# Single Women Meet Up April 12th (Banbury)



## suitcase of dreams (Oct 7, 2007)

Hello all,
We are planning a singlies meet up on Saturday 12th April at a community centre near Banbury (just off jctn 11, M40)
Meet time will be 11.30am - 5pm
There will be a small charge to cover cost of venue hire, tea/coffee etc (the more people who come, the lower the charge and will definitely be no more than £7 or 8 per adult/family) 
Bring your own packed lunch 
All singlies welcome, no matter what stage you are at 
My FF message inbox is full to overflowing so if you are keen to attend, please post on this thread and I will get in touch with you to provide further details/directions etc
Looking forward to seeing people there 
Suitcase
x


----------



## suitcase of dreams (Oct 7, 2007)

fab, have sent you a PM Josue 
Anyone else? all welcome 
Suitcase
x


----------



## Annaleah (May 14, 2008)

I'd be up to come.  All is well here...9 days old.
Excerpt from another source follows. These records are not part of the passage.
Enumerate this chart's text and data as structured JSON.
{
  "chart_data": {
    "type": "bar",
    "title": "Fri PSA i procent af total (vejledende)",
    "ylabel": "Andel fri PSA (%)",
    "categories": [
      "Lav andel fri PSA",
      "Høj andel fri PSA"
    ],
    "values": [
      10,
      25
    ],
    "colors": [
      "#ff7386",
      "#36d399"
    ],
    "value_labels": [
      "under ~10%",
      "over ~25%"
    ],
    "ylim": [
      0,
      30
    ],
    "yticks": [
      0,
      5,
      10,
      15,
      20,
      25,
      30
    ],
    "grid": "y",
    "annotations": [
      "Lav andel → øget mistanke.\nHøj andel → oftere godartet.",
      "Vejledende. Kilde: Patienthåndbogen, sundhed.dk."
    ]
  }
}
I've been back driving for a few days and did a big country park outing yesterday with my first public feed on a log in the middle of a field, so I should be flying by April.

xx


----------



## ElsieMay (Mar 17, 2007)

Cannot make this one - away for Easter but will hopefully make other meet ups.

EM


----------



## suitcase of dreams (Oct 7, 2007)

will email you Annaleah 
x


----------



## WhatWouldBuffyDo? (Feb 13, 2012)

Hello there, 
I'd love to come to the Banbury meet-up if there's room for another one! I moved to the area a few months ago, I'm in between cycles at the moment and would love to meet some local ladies and their bambini!
All the best,
WWBD


----------



## indekiwi (Dec 23, 2008)

Hey there WWBD, there is always room for another!    I will ping one of the organisers for you and I'm sure you will have a PM in your inbox over the next day or two with all the details.  Looking forward to meeting you - I'm about an hour away from Banbury but there are a couple of people very much closer so a little community of SMCs / SMCs in the making there.   


Anyone else able to make it?  These meet ups are great for thinkers / tryers / bumps and mums as the journey can be pretty lonely and all of a sudden you meet this whole crew of interesting people you never knew existed - makes for a wonderful support system, particularly when family and friends just don't get it or find it hard to understand.  


A-Mx


----------



## suitcase of dreams (Oct 7, 2007)

have PM'd you WWBD


----------



## BoTree (Jun 10, 2013)

Hi Suitcase

Are you still happy to have another one along? Let me know and it would be good to meet up. Sorry for late request, I've only just seen the thread!

BoTree


----------



## suitcase of dreams (Oct 7, 2007)

yes Botree - PM'ing you my email address - email me and I'll send you details
Suitcase
x


----------